周りもまさか、レントラー家が助けに入ると思わなかったのか、皆こちらを見ながらヒソヒソと小声で話している。
……まずい、これは非常にまずい。このままでは次期公爵も誑かしたとか噂されそうだ。ルークも私への好意を全く隠さなくなったので、街に出る度に令嬢達に殺気を向けられているのに、最優良物件であるパトリックの噂まで広まってみろ、私は一生表を歩けなくなる。
後ろの悪魔達に助けを頼むのもいいが、絶対にろくな事にならない。何でも物理攻撃で済まそうとするので、もしかしたらこの会場が血の海になるかもしれない。絶対に駄目だそれは。
番犬パトリックと、ビビるアリアナをどう処理しようか頭を悩ませていると、どこからか車椅子のタイヤの音と、こちらへ向かってくる足音が聞こえた。
「騒がしいけれど、どうしたのかしら?」
去年会った時よりも、更に嗄れた声で私を呼ぶ。声の方へ向けば、そこにはルークと、彼のひく車椅子には美しい銀髪を持つ老婆がいた。だが私も、そしてアリアナやパトリック、他の周りの来賓達は深く頭を下げる。

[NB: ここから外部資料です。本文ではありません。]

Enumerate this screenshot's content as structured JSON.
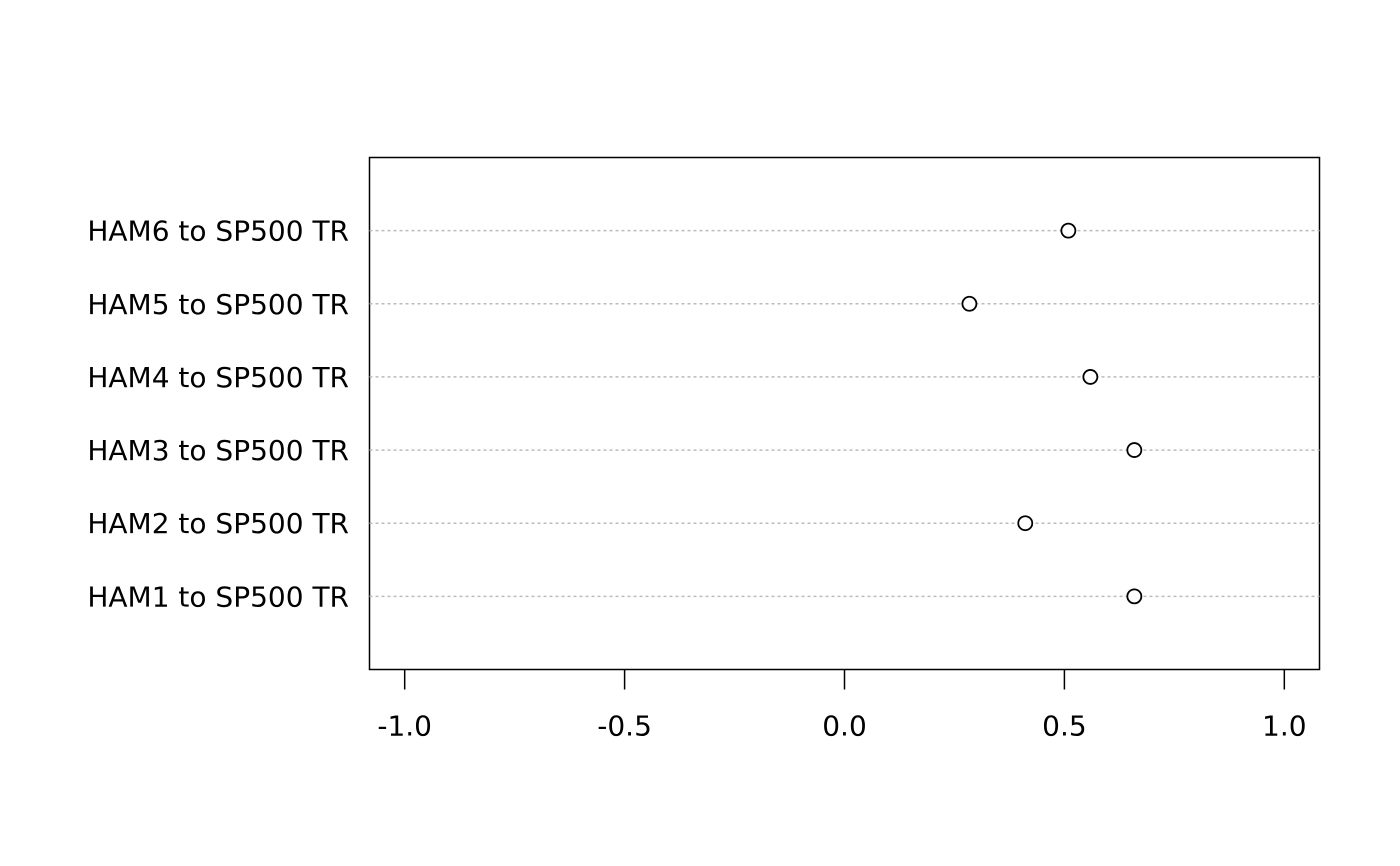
{
  "chart_data": {
    "type": "dotchart",
    "categories": [
      "HAM1 to SP500 TR",
      "HAM2 to SP500 TR",
      "HAM3 to SP500 TR",
      "HAM4 to SP500 TR",
      "HAM5 to SP500 TR",
      "HAM6 to SP500 TR"
    ],
    "values": [
      0.659,
      0.411,
      0.659,
      0.559,
      0.284,
      0.509
    ],
    "color": "#000000",
    "xlim": [
      -1.08,
      1.08
    ],
    "xticks": [
      {
        "value": -1,
        "label": "-1.0"
      },
      -0.5,
      {
        "value": 0,
        "label": "0.0"
      },
      0.5,
      {
        "value": 1,
        "label": "1.0"
      }
    ],
    "grid": true
  }
}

クリスティーン・ウィリエ・ルドニア。この国の王太后で、現国王の母親だ。
深緑の瞳を細めながら、王太后は穏やかな表情を向ける。
「久しぶりねイヴリン。平民で初の白百合勲章おめでとう」
「有難うございます、王太后様」
「感謝するのは私達の方よ。貴女のおかげで、ハリス伯爵家の非道な行為を世間に公表出来たわ。白百合勲章だけじゃ足らない位よ」
王太后の言葉でアリアナは、持っていた扇子を音が鳴るほどに強く握りしめた。どうやら王太后は何があったのかお見通しらしい。アリアナの行動を無視して、王太后は一度手を叩き、閃いた様に顔を明るくさせた。
「そうだ!ルークの婚約者になるのはどうかしら?平民出身の王太子妃は今まで居なかったけれど……白百合勲章を得る程の優秀な貴女なら、きっと妃もこなせるわ」
「お、おばあ様!!」
ここまで黙っていたルークは、恥ずかしそうに顔を真っ赤にして王太后へ叫ぶ。恐ろしい提案をする王太后に、私は慌てて首を横に振った。
「わ、私は誰かの妻になる気はなく!!」
「うちの孫、アレキサンダーのいい所しか引き継いでいないから、素晴らしい夫になると思うのだけれど?」
「確かにそれはその通りです………じゃなくて!そもそも妻になる気がなくて!!」
「孫も貴女を望んでいる様だし……私、ひ孫を早く見たいわぁ」
「おっとぉ?一人の世界にいらっしゃいますかね王太后様〜?」
全く話を聞かずに妄想を繰り広げる王太后に、茹で蛸の様に真っ赤になり無言のルーク。まさか王太后がルークと私の婚姻を望んでいると思わなかったのか、話を盗み聞きしていた来賓達は騒ぎ出す。
そんな中で、アリアナだけは頭を下げたまま、握っていた扇子を折った。